Although the \(\mathrm{ClO}_{4}^{-}\) and \(\mathrm{IO}_{4}^{-}\) ions have been known for a long time, \(\mathrm{BrO}_{4}^{-}\) was not synthesized until $1965 .$ The ion was synthesized by oxidizing the bromate ion with xenon difluoride, producing xenon, hydrofluoric acid, and the perbromate ion. (a) Write the balanced equation for this reaction. (b) What are the oxidation states of Br in the Br-containing species in this reaction?

To write the balanced equation, we first need to identify the reactants and products. Reactants: Bromate ion (\(\mathrm{BrO}_{3}^-\)) and xenon difluoride (\(\mathrm{XeF}_{2}\)) Products: Perbromate ion (\(\mathrm{BrO}_{4}^-\)), xenon (\(\mathrm{Xe}\)), and hydrofluoric acid (\(\mathrm{HF}\)) Now, we can write the equation and balance it: \[\mathrm{BrO}_{3}^- + \mathrm{XeF}_{2} \rightarrow \mathrm{BrO}_{4}^- + \mathrm{Xe} + 2\,\mathrm{HF}\] Checking the conservation of mass, we have: - Total atoms of bromine: 1 on both sides - Total atoms of oxygen: 3 on the reactant side and 4 on the product side - Total atoms of xenon: 1 on both sides - Total atoms of fluorine: 2 on the reactant side and 2 on the product side The balanced equation is: \[\mathrm{BrO}_{3}^- + \mathrm{XeF}_{2} \rightarrow \mathrm{BrO}_{4}^- + \mathrm{Xe} + 2\,\mathrm{HF}\]

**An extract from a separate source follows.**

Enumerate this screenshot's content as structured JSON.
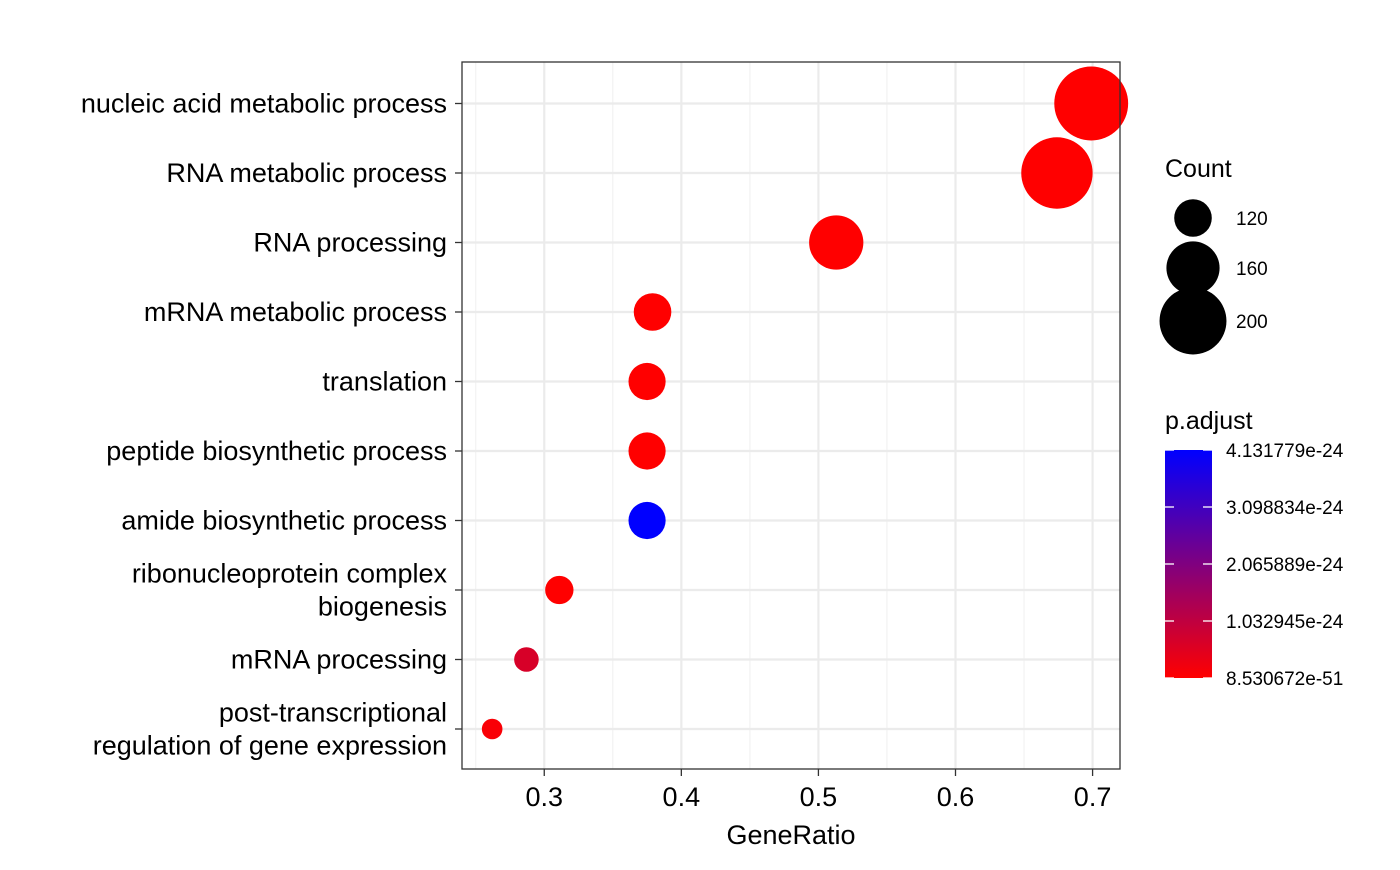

To find the oxidation states of bromine in the Br-containing species, we need to consider the electron distribution in each molecule/ion. First, let's find the oxidation state of Br in the bromate ion (\(\mathrm{BrO}_{3}^-\)): The oxidation state of oxygen is generally -2. With three oxygen atoms having a total charge of (-2 x 3 = -6), and the ion charge of the bromate ion being -1, the oxidation state of Br in the bromate ion should be: 1. \(x - 6 = -1\) (where \(x\) is the oxidation state of Br) 2. \(x = -1 + 6\) 3. \(x = +5\) Now, let's find the oxidation state of Br in the perbromate ion (\(\mathrm{BrO}_{4}^-\)): Again, the oxidation state of oxygen is -2. With four oxygen atoms, having a total charge of (-2 x 4 = -8), and the ion charge of the perbromate ion being -1, the oxidation state of Br in the perbromate ion should be: 1. \(x - 8 = -1\) (where \(x\) is the oxidation state of Br) 2. \(x = -1 + 8\) 3. \(x = +7\) The oxidation state of Br in bromate ion (\(\mathrm{BrO}_{3}^-\)) is +5, and in perbromate ion (\(\mathrm{BrO}_{4}^-\)) is +7.